Of the games referred to in the above statement, Florida’s contests with UCF, USF, Florida A&M, Florida Atlantic, and Florida International have all happened in Gainesville, and have largely been lopsided affairs: Five of the six were Florida routs by a minimum of 24 points, including the Gators’ lone meeting with USF, a 38-14 triumph in 2010.

The exception, though, was a 20-14 overtime victory against Florida Atlantic in 2015 that nearly became one of the most vexatious losses in Florida history. And the danger of Florida losing to an in-state school — something that has also never happened against an in-state school other than Florida State or Miami since WWII, though the Gators did fall to that Jacksonville NAS team in 1942 and took a loss to Stetson in 1938 — is theoretically far higher on the road than in Gainesville. (To be fair, though: Florida State and Miami both lost to USF at home, and have gone undefeated on the road against the Bulls.)

Florida has long been pilloried, both locally and nationally, for playing almost all of its non-conference games at home and against lesser competition. The Gators’ trip to Miami in 2013 was their first true out-of-conference non-bowl road game against a team other than Florida State since 1991, when Florida got drummed by Syracuse at the Carrier Dome.

That practice has always been defensible, and even shrewd: Florida, by virtue of playing Georgia in Jacksonville every year, has always forsaken some revenue that it has been wise to recoup by keeping as many non-conference games in Gainesville as possible, and the Gators have never been and will never be significantly impacted by their strength of schedule when contending for national titles by virtue of their SEC membership and that annually rigorous matchup with Florida State.
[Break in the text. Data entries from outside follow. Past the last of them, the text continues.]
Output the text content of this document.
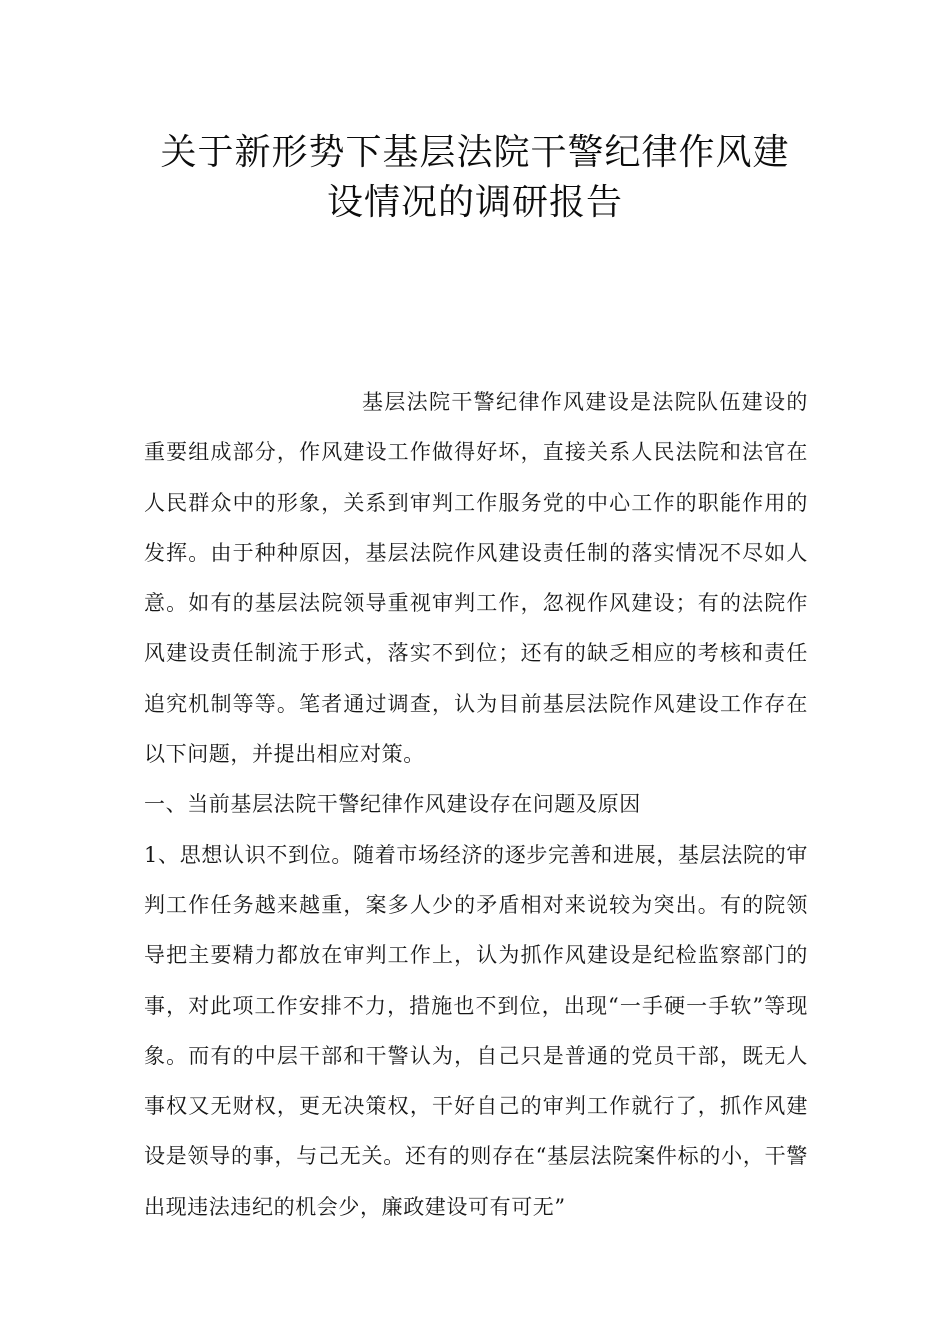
关于新形势下基层法院干警纪律作风建
设情况的调研报告

基层法院干警纪律作风建设是法院队伍建设的重要组成部分，作风建设工作做得好坏，直接关系人民法院和法官在人民群众中的形象，关系到审判工作服务党的中心工作的职能作用的发挥。由于种种原因，基层法院作风建设责任制的落实情况不尽如人意。如有的基层法院领导重视审判工作，忽视作风建设；有的法院作风建设责任制流于形式，落实不到位；还有的缺乏相应的考核和责任追究机制等等。笔者通过调查，认为目前基层法院作风建设工作存在以下问题，并提出相应对策。

一、当前基层法院干警纪律作风建设存在问题及原因

1、思想认识不到位。随着市场经济的逐步完善和进展，基层法院的审判工作任务越来越重，案多人少的矛盾相对来说较为突出。有的院领导把主要精力都放在审判工作上，认为抓作风建设是纪检监察部门的事，对此项工作安排不力，措施也不到位，出现“一手硬一手软”等现象。而有的中层干部和干警认为，自己只是普通的党员干部，既无人事权又无财权，更无决策权，干好自己的审判工作就行了，抓作风建设是领导的事，与己无关。还有的则存在“基层法院案件标的小，干警出现违法违纪的机会少，廉政建设可有可无”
But it has also become unsatisfying to many younger fans that Florida has not, as a rule, scheduled interesting out-of-conference games.

So I like Florida scheduling USF, a program that should be a step up from most of the overwhelmed programs the Gators bring to Gainesville for games, as a remedy to that — plus, I like the Gators keeping the revenue that flows to their non-conference foes within the Sunshine State whenever possible.

Yet I am also cognizant of the fact that Florida scheduling USF endangers its in-state hegemony, and that traveling to Tampa for a game against a program that will be dying to knock off the mighty Gators is a treacherous undertaking. This 2023 game will be one of the biggest in USF’s history regardless of what happens between now and then, something that Bulls coaches will use as motivation to recruits who are currently high school freshmen, and it could be a watershed moment for the Bulls — and damaging to Florida in a way that Florida taking a road loss to, say, Oregon or Texas could never be. (Given all that, USF’s release is surprisingly subdued.)

Surely, Stricklin and Mullen — who got both very creative and arguably too cute with scheduling at Mississippi State, to include a game played against UMass at Gillette Stadium and road trips to schools like Southern Mississippi and South Alabama — understand that dimension of this, and understand that scheduling like this seems a lot wiser when your team wins.

It will be their job to ensure that Florida can back up their boldness.